Beiträge von inga

    Hallo Joanne,

    es ist gut, daß Du es bereits aufgeschrieben hast, daß DU die Spielregeln ändern willst. Ich lese bei Dir raus, daß Dein Mann Dich von Anfang nur belogen hat. Beispielsweise bezweifle ich, daß die Ärzte ihm gesagt hätten, er hätte kein Problem.

    Auch dieses "falsch verstanden" oder "so etwas nie gesagt zu haben" kommt mir sehr sehr bekannt vor. Deine Reaktion heute war richtig.

    Wie verbringst Du Weihnachten? Was macht Deine Wohnungssuche?

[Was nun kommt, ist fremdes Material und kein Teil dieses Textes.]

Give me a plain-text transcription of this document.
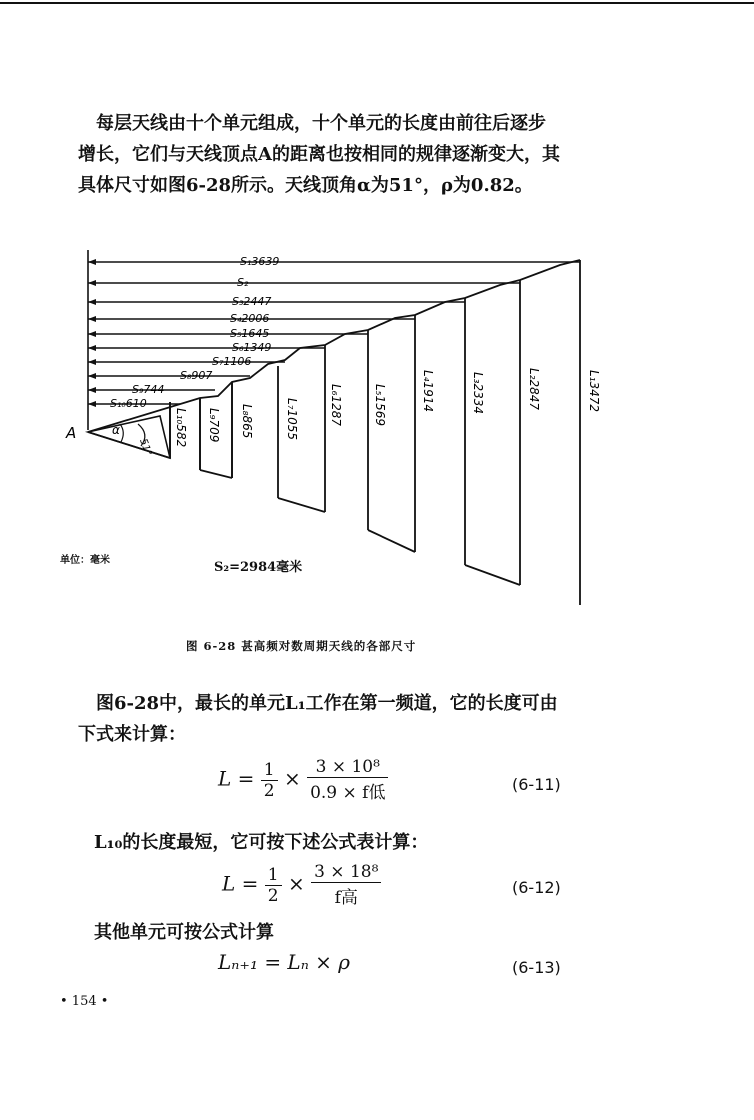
每层天线由十个单元组成，十个单元的长度由前往后逐步

增长，它们与天线顶点A的距离也按相同的规律逐渐变大，其

具体尺寸如图6-28所示。天线顶角α为51°，ρ为0.82。

A	α
51°
S₁3639
S₂
S₃2447
S₄2006
S₅1645
S₆1349
S₇1106
S₈907
S₉744
S₁₀610	L₁3472
L₂2847
L₃2334
L₄1914
L₅1569
L₆1287
L₇1055
L₈865
L₉709
L₁₀582
单位：毫米	S₂=2984毫米
图 6-28 甚高频对数周期天线的各部尺寸

图6-28中，最长的单元L₁工作在第一频道，它的长度可由

下式来计算：

$L = \frac{1}{2} \times \frac{\text{3 × 10⁸}}{\text{0.9 × f低}}$	(6-11)
L₁₀的长度最短，它可按下述公式表计算：
$L = \frac{1}{2} \times \frac{\text{3 × 18⁸}}{\text{f高}}$	(6-12)
其他单元可按公式计算
Lₙ₊₁ = Lₙ × ρ	(6-13)
• 154 •
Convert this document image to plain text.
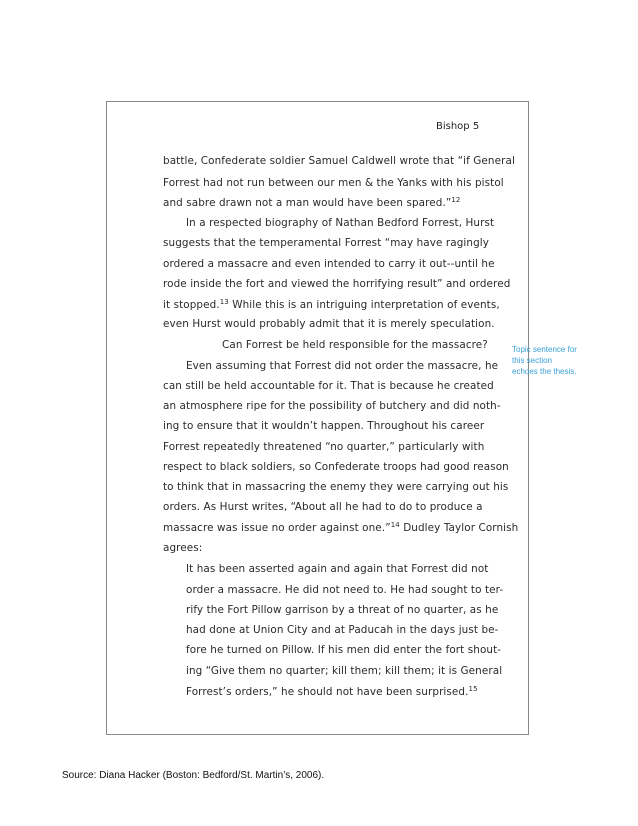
Bishop 5
battle, Confederate soldier Samuel Caldwell wrote that “if General
Forrest had not run between our men & the Yanks with his pistol
and sabre drawn not a man would have been spared.”$^{12}$
In a respected biography of Nathan Bedford Forrest, Hurst
suggests that the temperamental Forrest “may have ragingly
ordered a massacre and even intended to carry it out--until he
rode inside the fort and viewed the horrifying result” and ordered
it stopped.$^{13}$ While this is an intriguing interpretation of events,
even Hurst would probably admit that it is merely speculation.
Can Forrest be held responsible for the massacre?
Even assuming that Forrest did not order the massacre, he
can still be held accountable for it. That is because he created
an atmosphere ripe for the possibility of butchery and did noth-
ing to ensure that it wouldn’t happen. Throughout his career
Forrest repeatedly threatened “no quarter,” particularly with
respect to black soldiers, so Confederate troops had good reason
to think that in massacring the enemy they were carrying out his
orders. As Hurst writes, “About all he had to do to produce a
massacre was issue no order against one.”$^{14}$ Dudley Taylor Cornish
agrees:
It has been asserted again and again that Forrest did not
order a massacre. He did not need to. He had sought to ter-
rify the Fort Pillow garrison by a threat of no quarter, as he
had done at Union City and at Paducah in the days just be-
fore he turned on Pillow. If his men did enter the fort shout-
ing “Give them no quarter; kill them; kill them; it is General
Forrest’s orders,” he should not have been surprised.$^{15}$
Topic sentence for
this section
echoes the thesis.
Source: Diana Hacker (Boston: Bedford/St. Martin’s, 2006).
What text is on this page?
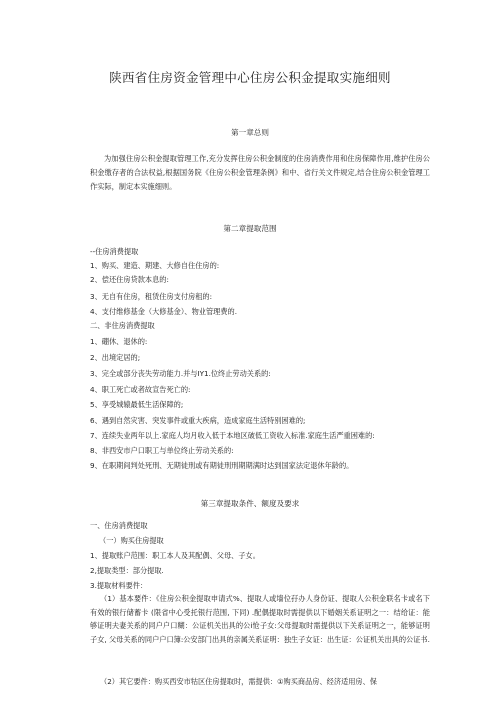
陕西省住房资金管理中心住房公积金提取实施细则
第一章总则
为加强住房公积金提取管理工作,充分发挥住房公积金制度的住房消费作用和住房保障作用,维护住房公积金缴存者的合法权益,根据国务院《住房公积金管理条例》和中、省行关文件规定,结合住房公积金管理工作实际，制定本实施细则。
第二章提取范围
--住房消费提取
1、购买、建造、期建、大修自住住房的:
2、偿还住房贷款本息的:
3、无自有住房，租赁住房支付房租的:
4、支付维修基金（大修基金）、物业管理费的.
二、非住房消费提取
1、硼休、退休的:
2、出境定居的;
3、完全或部分丧失劳动能力.并与IY1.位终止劳动关系的:
4、职工死亡或者故宣告死亡的:
5、享受城辕最低生活保障的;
6、遇到自然灾害、突发事件或重大疾病，造成家庭生活特别困难的;
7、连续失业两年以上.家庭人均月收入低于本地区破低工资收入标准.家庭生活严重困难的:
8、非西安市户口职工与单位终止劳动关系的:
9、在职期间判处死刑、无期徒刑或有期徒刑刑期期满时达到国家法定退休年龄的。
第三章提取条件、额度及要求
一、住房消费提取
（一）购买住房提取
1、提取账户范围：职工本人及其配偶、父母、子女。
2,提取类型：部分提取.
3.提取材料要件：
（1）基本要件：《住房公积金提取申请式%、提取人或墙位孖办人身份证、提取人公积金联名卡或名下有效的银行储蓄卡 (限省中心受托银行范围, 下同) .配偶提取时需提供以下婚姻关系证明之一：结给证：能够证明夫妻关系的同户户口糊：公证机关出具的公i怆子女:父母提取时需提供以下关系证明之一，能够证明子女, 父母关系的同户户口簿:公安部门出具的亲属关系证明：独生子女证：出生证：公证机关出具的公证书.
（2）其它要件：购买西安市牯区住房提取时，需提供：①购买商品房、经济适用房、保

    Ich wünsch Dir und Deiner Tochter was
    lg inga

    Hallo Melanie,

    auch ich habe so etwas wie eine Mauer. Diese Mauer ist bei mir allerdings ein großer abgeschlossener Raum mit dicken weißgestrichenen Sandsteinmauern. Mein Raum hat Türen. Ich brauche meinen Raum als Zufluchtsort und möchte ihn nicht einreißen. Allerdings verlasse ich ihn auch, wenn es mir selig gut geht.

    lg inga

    Hallo Joanne,

    schlimm wie es jetzt bei Dir ist. Such Dir eine andere Wohnung, Du kannst eigentlich nur noch eines: Dich trennen. Dein Mann wird wohl die Therapie nicht durchhalten oder anschließend wieder anfangen zu trinken, und zwar in einer höheren Menge als jetzt. Bei Deinem Mann ist nichts "angekommen". Er trauert dem Alkohol hinterher (das erinnert mich an meinen Ex, immer wenn er im KH wegen irgendwelchen zugezogenen Unfällen lag, hat er den Zeiten mit seinem !! Bier nachgetrauert). Geh!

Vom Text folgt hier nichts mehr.